Is there a way to always rerun an `adhoc_tool` tar...
# general
n
Is there a way to always rerun an
adhoc_tool
target (aka. not cache it)? I have an
adhoc_tool
that runs a Python script that transforms some remote data into a list that I then want to pass to some
experimental_test_shell_command
, but the caching of the json makes the tests quite flaky. I figured I could set
extra_env_vars
to some random value and bust the cache that way, but even that’s tricky to do with no imports allowed in BUILD files. 😅
1
b
I'ms ure it's doable, but taking a steb back you've poked a hole in the model of reproducible builds by reading from a remote and just accepting whats been downloaded. Maybe that's OK, but Pants surely assumes reproducibility by it's very nature.
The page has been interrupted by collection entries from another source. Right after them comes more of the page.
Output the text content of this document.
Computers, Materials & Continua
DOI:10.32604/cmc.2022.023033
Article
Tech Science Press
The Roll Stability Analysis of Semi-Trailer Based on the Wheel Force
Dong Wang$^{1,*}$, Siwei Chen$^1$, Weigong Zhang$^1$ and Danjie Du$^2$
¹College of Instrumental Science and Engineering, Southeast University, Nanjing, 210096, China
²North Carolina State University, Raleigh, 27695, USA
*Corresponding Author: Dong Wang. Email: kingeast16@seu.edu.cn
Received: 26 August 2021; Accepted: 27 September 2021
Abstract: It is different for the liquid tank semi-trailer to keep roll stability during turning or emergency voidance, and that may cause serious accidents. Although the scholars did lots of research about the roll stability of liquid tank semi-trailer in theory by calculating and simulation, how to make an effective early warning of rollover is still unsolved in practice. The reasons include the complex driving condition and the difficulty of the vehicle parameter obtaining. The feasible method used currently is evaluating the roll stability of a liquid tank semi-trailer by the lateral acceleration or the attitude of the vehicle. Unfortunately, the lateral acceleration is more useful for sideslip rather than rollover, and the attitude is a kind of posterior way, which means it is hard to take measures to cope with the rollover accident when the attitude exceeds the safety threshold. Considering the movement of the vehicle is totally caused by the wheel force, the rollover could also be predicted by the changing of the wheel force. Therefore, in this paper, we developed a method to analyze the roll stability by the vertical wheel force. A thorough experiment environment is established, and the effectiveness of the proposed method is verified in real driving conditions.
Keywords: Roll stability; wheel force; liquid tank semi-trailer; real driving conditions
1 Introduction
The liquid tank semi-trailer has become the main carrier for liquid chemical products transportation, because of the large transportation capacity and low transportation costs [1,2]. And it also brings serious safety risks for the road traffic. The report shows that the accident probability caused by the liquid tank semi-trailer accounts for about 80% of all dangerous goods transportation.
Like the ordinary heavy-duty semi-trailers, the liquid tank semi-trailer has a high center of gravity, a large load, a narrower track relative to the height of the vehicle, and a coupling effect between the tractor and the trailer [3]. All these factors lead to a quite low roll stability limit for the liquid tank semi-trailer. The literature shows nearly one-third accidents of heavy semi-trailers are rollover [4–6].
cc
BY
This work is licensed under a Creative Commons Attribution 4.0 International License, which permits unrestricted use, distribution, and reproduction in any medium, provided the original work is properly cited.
Can you instead pin the version+digest of the data somehow? That way you control when it gets updated downstream and you also invalidate the cache?
n
Yeah, I’m aware. The problem we’re facing is that our CI/CD pipeline during deploy expects service X to be known in another system because it’s used to track deploys through our environments, but the developers always forget to add it making our pipeline cry until it’s fixed - so I figured I could add a test that simply checks that the service is known and that needs to pass in order for the change to be merged. Maybe I can solve it in some reproducible way instead. I’ll have another think :)
b
What version of Pants are you on?
n
2.16
b
I think certain
runnable_dependencies
values are able to say "dont cache me" Although grepping the codebase, I don't see any use of
RUN_REQUEST_NOT_HERMETIC
😕
Theoretically, the FieldSet for any of those targets could include a
hermetic_runs: bool
alongside
restartable: bool
But AFAIK nothing out of the box is gonna help ya.
n
I guess I could always port the Python code to bash and run that in
experimental_test_shell_command
, then the test would fail (and not be cached afaik?) until it passes, at which point I don't really care about running it again (even though someone could in theory could remove the Python service again once it's been added). It's not optimal, but feels less dirty than some homebrewed cache busting. Though thinking a bit more about it, I think I might as well make the step of our pipeline that's crashing optional instead. It's not the end of the world if someone configures it in the external system after the fact. Anyway, thanks for the help!